There is so much a relative or loved one can do and say. Sure there is always that support and caring, that is so important in the healing process. There was a point in my life where I was very dependent on my loved ones for almost everything. What turned things around for me was the right medication mix. Not so much therapy or family support.
You have to remember that schizophrenia is primarily a biological based illness, psychology and support can take someone so far. Its the meds or in your case ECT that is going to fix things and make things better for yourself.
I am not 100 percent - but in much better place now with the right cocktail. The right diet, exercise, family support, therapy, all play second fiddle - medications are what is needed first and foremost when it comes to treating SZ.
I dont want to downplay the importance of family or friends in the healing process. You are lucky to have such a supportive Mom helping you along the way


#7

I’m currently trying to figure out a way to nicely nudge my son into being more independent and starting a live for himself. It’s not easy. Compared to 9 months ago he has come a long way. Although he is slipping a little bit right now as he has been drinking or smoking pot or both pretty much every day for the past 12 days so some negative attitudes are starting to come back.
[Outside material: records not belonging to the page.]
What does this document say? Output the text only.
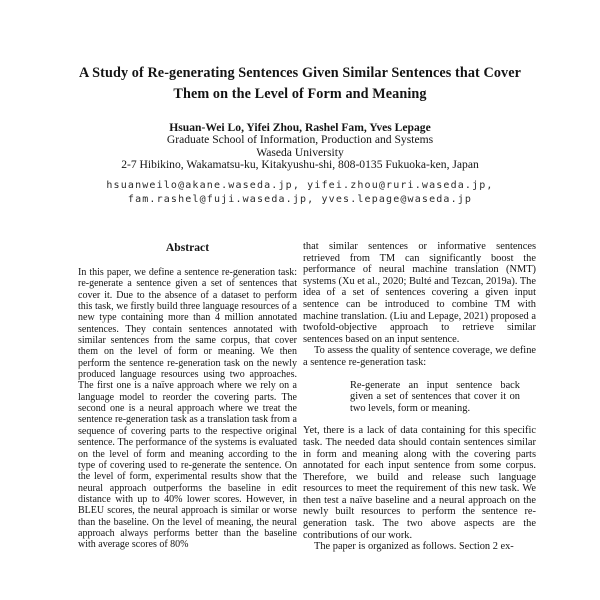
A Study of Re-generating Sentences Given Similar Sentences that Cover
Them on the Level of Form and Meaning
Hsuan-Wei Lo, Yifei Zhou, Rashel Fam, Yves Lepage
Graduate School of Information, Production and Systems
Waseda University
2-7 Hibikino, Wakamatsu-ku, Kitakyushu-shi, 808-0135 Fukuoka-ken, Japan
hsuanweilo@akane.waseda.jp, yifei.zhou@ruri.waseda.jp,
fam.rashel@fuji.waseda.jp, yves.lepage@waseda.jp
Abstract
In this paper, we define a sentence re-generation task: re-generate a sentence given a set of sentences that cover it. Due to the absence of a dataset to perform this task, we firstly build three language resources of a new type containing more than 4 million annotated sentences. They contain sentences annotated with similar sentences from the same corpus, that cover them on the level of form or meaning. We then perform the sentence re-generation task on the newly produced language resources using two approaches. The first one is a naïve approach where we rely on a language model to reorder the covering parts. The second one is a neural approach where we treat the sentence re-generation task as a translation task from a sequence of covering parts to the respective original sentence. The performance of the systems is evaluated on the level of form and meaning according to the type of covering used to re-generate the sentence. On the level of form, experimental results show that the neural approach outperforms the baseline in edit distance with up to 40% lower scores. However, in BLEU scores, the neural approach is similar or worse than the baseline. On the level of meaning, the neural approach always performs better than the baseline with average scores of 80%

that similar sentences or informative sentences retrieved from TM can significantly boost the performance of neural machine translation (NMT) systems (Xu et al., 2020; Bulté and Tezcan, 2019a). The idea of a set of sentences covering a given input sentence can be introduced to combine TM with machine translation. (Liu and Lepage, 2021) proposed a twofold-objective approach to retrieve similar sentences based on an input sentence.

To assess the quality of sentence coverage, we define a sentence re-generation task:

Re-generate an input sentence back given a set of sentences that cover it on two levels, form or meaning.

Yet, there is a lack of data containing for this specific task. The needed data should contain sentences similar in form and meaning along with the covering parts annotated for each input sentence from some corpus. Therefore, we build and release such language resources to meet the requirement of this new task. We then test a naïve baseline and a neural approach on the newly built resources to perform the sentence re-generation task. The two above aspects are the contributions of our work.

The paper is organized as follows. Section 2 ex-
He has a PACT team ready to help him do whatever he wants including helping him get his GED/high school equivalent. But he doesn’t want their help. He had asked for a month off from studying and I have given him 4 months.

Just wanted to say that I’m glad that you are seeing the benefits of having someone push you a little bit to be more independent.


#8

@SunGirl
I am really happy for you. I am still struggling with learning how to cook and being more self supporting. I’m glad you have your family with you. A supportive family makes all the difference in the world.

I already know where I’d be with out my family… 6 feet under. My preservation team is pretty big and my parents are a huge part of what got me this far. My sis is a huge part of why I want to keep going.